Baba Yaga’s Assistant is a beautiful tale set in a modern setting without losing that fairy tale whimsy and charm. McCoola writes an excellent story that is appropriate across the age spectrum. Like old, traditional fairy tales, it’s full of childish delight while still relaying morals and lessons. She does a wonderful job exploring issues we all face when we’re growing up: looking for a place to fit in, sticking to our personal morals, etc. She also creates wonderful characters. Masha could easily have been misunderstood as a young brat who doesn’t understand life’s complexities. Instead, the reader finds her sympathetic and roots for her along the way. Baba Yaga herself is equal parts scary and intriguing. It will be interesting to see their relationship develop along the way. Even Baba Yaga’s house has a personality that comes forth easily through her narrative.

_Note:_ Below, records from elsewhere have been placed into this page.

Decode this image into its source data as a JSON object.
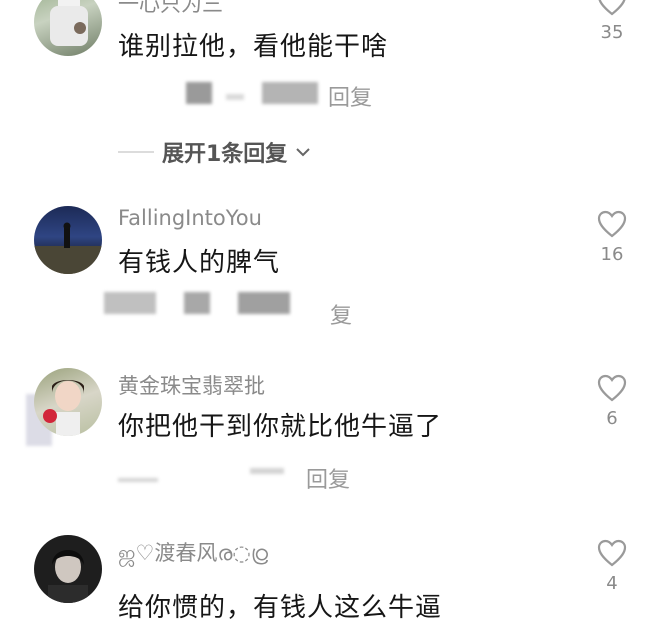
{
  "comments": [
    {
      "username": "一心只为三",
      "text": "谁别拉他，看他能干啥",
      "likes": "35",
      "reply": "回复",
      "expand": "展开1条回复"
    },
    {
      "username": "FallingIntoYou",
      "text": "有钱人的脾气",
      "likes": "16",
      "reply": "复"
    },
    {
      "username": "黄金珠宝翡翠批",
      "text": "你把他干到你就比他牛逼了",
      "likes": "6",
      "reply": "回复"
    },
    {
      "username": "ஜ♡渡春风ര◌ഠ്ര",
      "text": "给你惯的，有钱人这么牛逼",
      "likes": "4"
    }
  ],
  "icons": {
    "like": "heart-outline-icon",
    "expand": "chevron-down-icon"
  },
  "colors": {
    "text": "#161616",
    "meta": "#8a8a8a",
    "icon": "#9a9a9a"
  }
}
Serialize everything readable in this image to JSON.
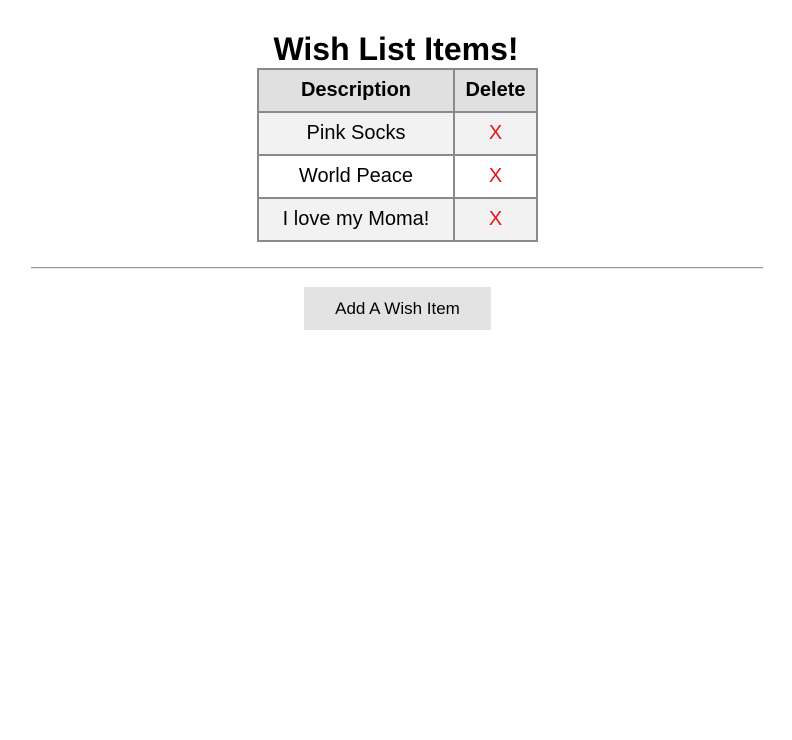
{
  "page": {
    "title": "Wish List Items!"
  },
  "table": {
    "headers": {
      "description": "Description",
      "delete": "Delete"
    },
    "rows": [
      {
        "description": "Pink Socks",
        "delete": "X"
      },
      {
        "description": "World Peace",
        "delete": "X"
      },
      {
        "description": "I love my Moma!",
        "delete": "X"
      }
    ]
  },
  "actions": {
    "add_label": "Add A Wish Item"
  },
  "colors": {
    "delete_x": "#e8141e",
    "header_bg": "#e0e0e0",
    "odd_row_bg": "#f2f2f2",
    "button_bg": "#e3e3e3"
  }
}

Emily Carroll’s beautiful art enhances the story by looking adult but still keeping some of the childlike imagination that is invoked by McCoola’s writing. For example, her interpretation of Baba Yaga is very scary (she has pointed teeth and black eyes for Crone’s sake!), but not so scary that she falls out of sync in with the story’s whimsical atmosphere (she wears funny clothing and isn’t all that menacing… once you get to know her). Carroll’s imaginative recreation of Baba Yaga’s house works beautifully with the personality that McCoola has given it. Let’s just say it will only cooperate if you have good manners. Overall, McCoola and Carroll worked wonderfully together to create a memorable graphic novel.
Baba Yaga’s Assistant isn’t very dark or dramatic like some other modern retellings (Fables and The Bloody Chamber for example), which isn’t a bad thing. Readers of this story will find joy in the story as well as appreciate a solid fairy tale retelling. The characters and illustrations harken back to a more innocent time in our lives while still maintaining your adult attention. I recommend it for anyone who is a fan of fantasy, even if you think you have heard the tale before.
4 out of 5 Crones
Publisher: Candlewick Press
Pub Date: August 2015
Retail Price: $16.99
I was given a free e-galley by Candlewick Press in exchange for an honest review.